Depuis les élections américaines et les accusations portées par les néoconservateurs et des membres du parti démocrate contre Moscou qui aurait influé sur les résultats, les services secrets russes sont sur le devant de la scène. S’il est parfaitement normal que les services russes (et bien d’autres) se soient intéressés aux élections américaines car le recueil de renseignements est leur raison d’être, ce qui l’est moins ce sont les supposées manœuvres d’ingérence destinées à influer sur les résultats. Cela dit, aucune preuve pouvant permettre l’ouverture de poursuites judiciaires n’a été trouvée au moment où sont écrites ces lignes. De plus, il est toujours pratique pour un perdant, dans le cas présent Hillary Clinton, – qui, par la même occasion, détourne l’attention des casseroles qu’elle traîne derrière elle – d’accuser l’« étranger » d’être derrière sa défaite. C’est une tactique habile pour se dédouaner de toute responsabilité tout en se victimisant. Ce qui est plus inquiétant, c’est la manière de tenter de délégitimer le gagnant en sapant sa capacité future à gouverner. Il s’agit d’un déni de Démocratie qui peut avoir des conséquences catastrophiques dans l’avenir car il est de plus en plus constaté que le résultat d’élections – même dans des pays démocratiques – est désormais quasi systématiquement contesté par les vaincus. Enfin quand les résultats ne font pas de doute sur plan des chiffres, l’arme ultime employée est de rappeler que Hitler a été élu « démocratiquement » ; cela clôt automatiquement tout débat. Dans certains cas et particulièrement en France, affirmer que les services secrets russes s’intéressent à vous est une manière d’exister : si Moscou tente de vous infiltrer, c’est que vous êtres important. Une pub à bon compte en quelque sorte… Mais cela dit, il est parfaitement exact que sous l’impulsion du président Vladimir Poutine lui-même ancien officier de renseignement, les services russes ont retrouvé une puissance importante. Cela entre dans le cadre de l’affirmation d’influence prônée désormais par Moscou. Lors de sa dernière conférence de presse annuelle que le président russe a donné en décembre 2016, il lui a été demandé par le représentant du Wall Street Journal s’il songeait à avancer l’élection présidentielle, il a répondu avec un certain humour « dans quel pays ? »

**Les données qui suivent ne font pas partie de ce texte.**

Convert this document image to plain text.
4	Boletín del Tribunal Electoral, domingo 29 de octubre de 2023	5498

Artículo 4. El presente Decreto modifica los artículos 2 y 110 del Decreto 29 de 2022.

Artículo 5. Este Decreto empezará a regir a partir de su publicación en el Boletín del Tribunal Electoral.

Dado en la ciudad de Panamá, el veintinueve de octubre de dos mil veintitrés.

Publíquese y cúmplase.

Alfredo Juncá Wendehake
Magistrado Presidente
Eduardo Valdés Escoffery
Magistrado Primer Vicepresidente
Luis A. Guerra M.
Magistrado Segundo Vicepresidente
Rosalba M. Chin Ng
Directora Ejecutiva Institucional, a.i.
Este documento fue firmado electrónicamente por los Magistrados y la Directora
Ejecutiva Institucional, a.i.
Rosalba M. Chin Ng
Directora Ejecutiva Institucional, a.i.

Dans le but de gagner encore en efficacité, un projet de renaissance de l’ancien KGB, le Comité pour la sécurité d’Etat (Komitet gosudarstvennoy bezopasnosti), la principale agence de sécurité de l’ex Union soviétique dissoute en 1991 serait à l’étude. En effet, le président Poutine souhaiterait regrouper la majorité des services de renseignement et de sécurité dans une seule entité, comme c’était le cas avant l’éclatement de l’URSS. Elle pourrait porter le nom de Ministère de la Sécurité d’Etat ou MGB (Ministerstvo gosudarstvennoy bezopasnosti). Cette appellation avait déjà existé entre 1946 et 1953, le MGB ayant succédé au NKVD (Commissariat du peuple aux Affaires intérieures, Narodnii Komissariat Vnoutrennikh Diel) à partir de la GPU ( Direction politique d’État, Gossoudarstvénnoïe polititcheskoié oupravlénié), elle-même héritière de la Tchéka (Commission extraordinaire panrusse pour la répression de la contre-révolution et du sabotage, Vserossiïskaïa Tcherzvytchaïnaïa Kommissia).

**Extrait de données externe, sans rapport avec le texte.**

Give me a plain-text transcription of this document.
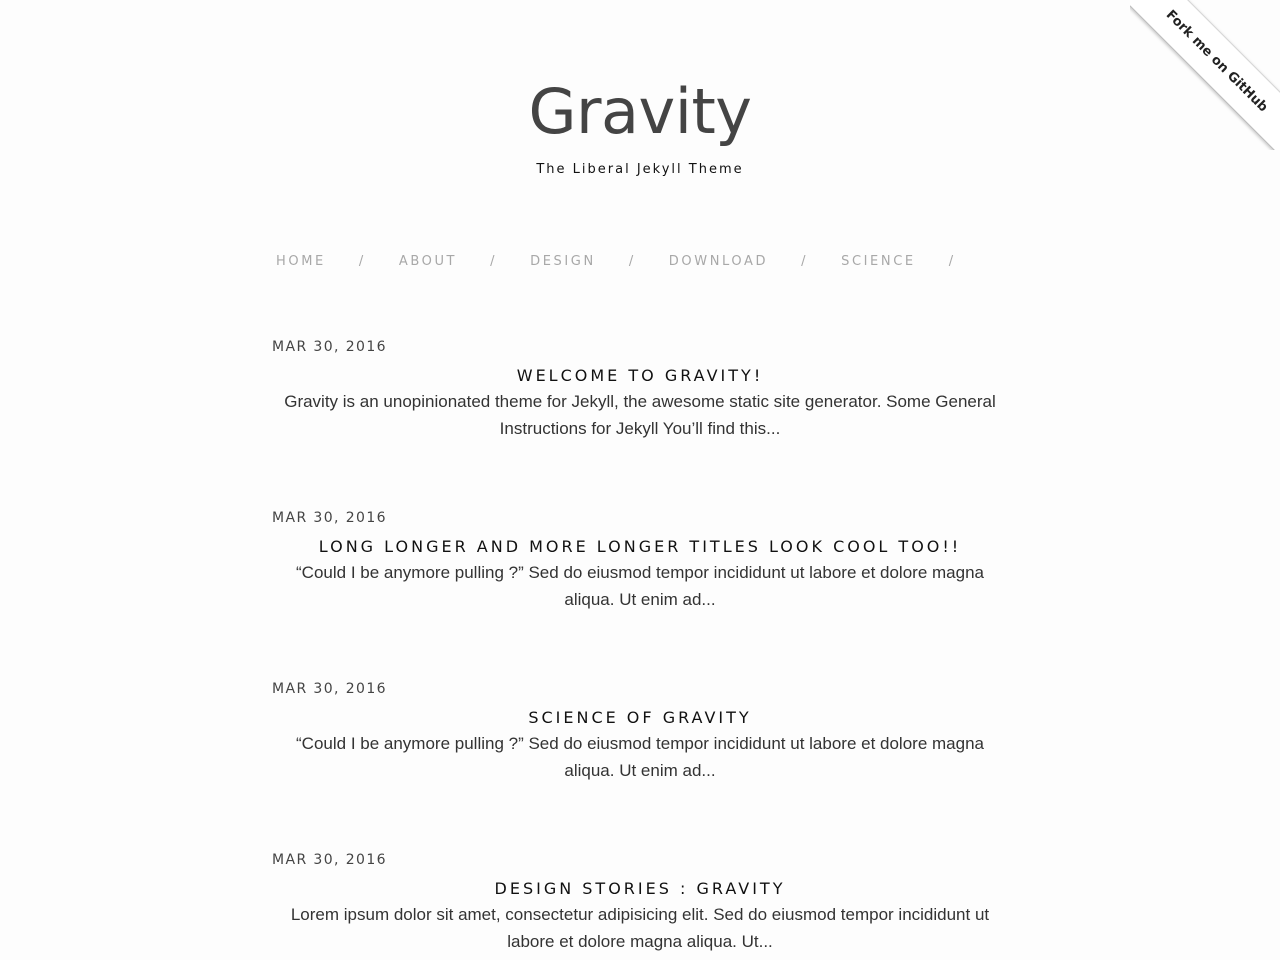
Gravity
The Liberal Jekyll Theme
HOME	/	ABOUT	/	DESIGN	/	DOWNLOAD	/	SCIENCE	/
MAR 30, 2016
WELCOME TO GRAVITY!

Gravity is an unopinionated theme for Jekyll, the awesome static site generator. Some General Instructions for Jekyll You’ll find this...

MAR 30, 2016
LONG LONGER AND MORE LONGER TITLES LOOK COOL TOO!!

“Could I be anymore pulling ?” Sed do eiusmod tempor incididunt ut labore et dolore magna aliqua. Ut enim ad...

MAR 30, 2016
SCIENCE OF GRAVITY

“Could I be anymore pulling ?” Sed do eiusmod tempor incididunt ut labore et dolore magna aliqua. Ut enim ad...

MAR 30, 2016
DESIGN STORIES : GRAVITY

Lorem ipsum dolor sit amet, consectetur adipisicing elit. Sed do eiusmod tempor incididunt ut labore et dolore magna aliqua. Ut...

Fork me on GitHub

Le nouveau ministère regrouperait :

• le Service de renseignement extérieur ( SVR, Sloujba vnechneï razvedki Rossiskoï Federatsi) très actif mais moins connu que le FSB toujours désigné comme l’« héritier du KGB » alors que les hommes de l’art savent que le SVR est issu du prestigieux « Premier directorat »;

• le Service fédéral de sécurité de la Fédération de Russie (FSB, Federalnaïa sloujba bezopasnosti Rossiyskoï Federatsii), chargé des affaires de sécurité intérieure mais qui est compétent pour le contre espionnage sur toute la planète et plus généralement dans les pays considérés faisant partie de la sphère russe – par exemple en Ukraine ;

• le Service de protection fédéral ( FSO, Federalnaya Sluzhba Okhrany) ancien « Neuvième directorat » du KGB chargé de la protection des hautes personnalités et des installations gouvernementales, mais à l’exclusion du Service de sécurité présidentiel (SBP) constitué de 3000 personnels en civil qui resteraient rattachés à la personne du président. Ces services peuvent s’apparenter au Service de la protection (SDLP) français auquel il faudrait rajouter le Régiment de la garde et le service spécial des communications de Russie « Spetssvyaz » chargé de protéger les communications gouvernementales. Une autre différence est que les 50 000 personnels (dont une partie en uniforme) affectés à cette unité ont des missions de police très élargies et que les fonctionnaires qui protègent des personnalités renseignent aussi le pouvoir sur la conduite de leurs protégés.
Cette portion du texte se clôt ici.